State-controlled PGE cancelled the country's biggest power generation project on April 5, in a move welcomed by analysts who questioned the economic wisdom of building the 1.8-gigawatt (GW) coal-fired plant given dwindling power prices in Europe. They still worry, however, that the company remains at risk of being commissioned to invest in politically-motivated projects.
Reflecting that concern, Warsaw is clearly angry that one of the flagship projects in its drive for greater energy security has been scuppered by a state-controlled company. Opole was even name-checked as one of eight key projects by Prime Minister Donald Tusk in an October policy speech.

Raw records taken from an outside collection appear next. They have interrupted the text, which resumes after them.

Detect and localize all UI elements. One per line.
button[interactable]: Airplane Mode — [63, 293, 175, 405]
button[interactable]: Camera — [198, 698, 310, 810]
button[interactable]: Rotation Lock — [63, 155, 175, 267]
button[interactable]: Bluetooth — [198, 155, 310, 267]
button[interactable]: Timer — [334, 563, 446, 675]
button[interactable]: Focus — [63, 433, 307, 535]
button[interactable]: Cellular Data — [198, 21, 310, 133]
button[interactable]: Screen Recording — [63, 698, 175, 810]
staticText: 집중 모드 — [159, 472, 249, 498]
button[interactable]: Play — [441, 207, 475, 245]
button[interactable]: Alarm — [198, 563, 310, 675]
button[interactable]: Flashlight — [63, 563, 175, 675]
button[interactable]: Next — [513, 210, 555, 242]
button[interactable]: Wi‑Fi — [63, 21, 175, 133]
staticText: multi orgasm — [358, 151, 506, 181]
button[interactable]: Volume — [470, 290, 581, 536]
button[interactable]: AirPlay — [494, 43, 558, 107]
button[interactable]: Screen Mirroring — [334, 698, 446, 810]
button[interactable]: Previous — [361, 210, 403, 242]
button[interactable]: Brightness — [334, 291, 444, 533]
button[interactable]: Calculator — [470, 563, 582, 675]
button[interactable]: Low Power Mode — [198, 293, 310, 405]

However, the pressure on Poland's state companies balance sheets is building, as the government's drive for huge investment in energy security builds. That has seen a series of projects mothballed recently. Energa suspended the Ostroleka power plant project last year and is waiting for partners to help it finance the investment. Tauron insists it will push forward with PLN5.41bn expansion of its Jaworzno plant, but is expected to cancel the 850MW gas-fired power plant project Blachownia, with Erste analysts anticipating the companies investment programme to peak in 2014 at PLN5bn.
In particular, PGE has complained over requirements that it lend its shoulder to the shale gas hunt after international investors lost their enthusiasm last year. That demand has helped delay the already long-winded project to build the country's first nuclear plant, which is led by PGE.

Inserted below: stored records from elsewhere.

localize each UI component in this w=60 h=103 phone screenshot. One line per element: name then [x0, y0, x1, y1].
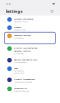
staticText: Digital Wellbeing and parental controls: [14, 46, 37, 52]
staticText: Language, Date and time: [14, 81, 32, 83]
staticText: ▮▮: [52, 2, 54, 5]
staticText: Storage, Memory: [14, 61, 27, 64]
staticText: Google settings: [14, 29, 26, 31]
staticText: Manage accounts: [14, 21, 28, 23]
staticText: General management: [14, 78, 35, 81]
staticText: Accounts and backup: [14, 17, 33, 20]
staticText: Screen time: [14, 53, 23, 55]
button[interactable]: Accounts and backup: [0, 17, 60, 23]
staticText: Labs, Side key: [14, 37, 24, 39]
button[interactable]: Battery and device care: [0, 58, 60, 64]
button[interactable]: Advanced features: [0, 34, 60, 39]
staticText: Battery and device care: [14, 58, 37, 61]
button[interactable]: Apps: [0, 66, 60, 74]
staticText: Default apps, App settings: [14, 70, 24, 74]
staticText: 12:45: [6, 2, 10, 5]
button[interactable]: Digital Wellbeing and parental controls: [0, 46, 60, 55]
button[interactable]: Google: [0, 25, 60, 31]
button[interactable]: Search settings: [50, 9, 54, 14]
staticText: Accessibility: [14, 87, 27, 90]
staticText: Advanced features: [14, 34, 31, 37]
button[interactable]: Accessibility: [0, 87, 60, 92]
staticText: Google: [14, 26, 21, 28]
staticText: Settings: [6, 8, 22, 14]
staticText: Apps: [14, 67, 18, 70]
staticText: TalkBack, Mono audio: [14, 90, 29, 92]
button[interactable]: General management: [0, 78, 60, 83]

The company announced on April 17 that it has opened talks with new potential partners, after failing to seal an investment agreement on building the 3GW facility with state-controlled utilities Tauron and Enea, as well as copper miner KGHM. The problems on that project saw the PM step in on April 2, when he directly contradicted the treasury by pledging state support, possibly including financing.
However, the treasury, which controls state assets, is clearly not happy. Tamborski said that the ministry expects PGE's Turow lignite-fired project, which was also scrapped after bids to build it were almost twice as high as the budget, will be continued, adding that the country's state-controlled utilities need to take into account "dramatic" changes on the domestic electricity market while making decisions on new investments.
The official added that Polskie Inwestycje Rozwojowe, the government-backed fund set up this year in a bid to boost infrastructure investment, may help finance the Opole project.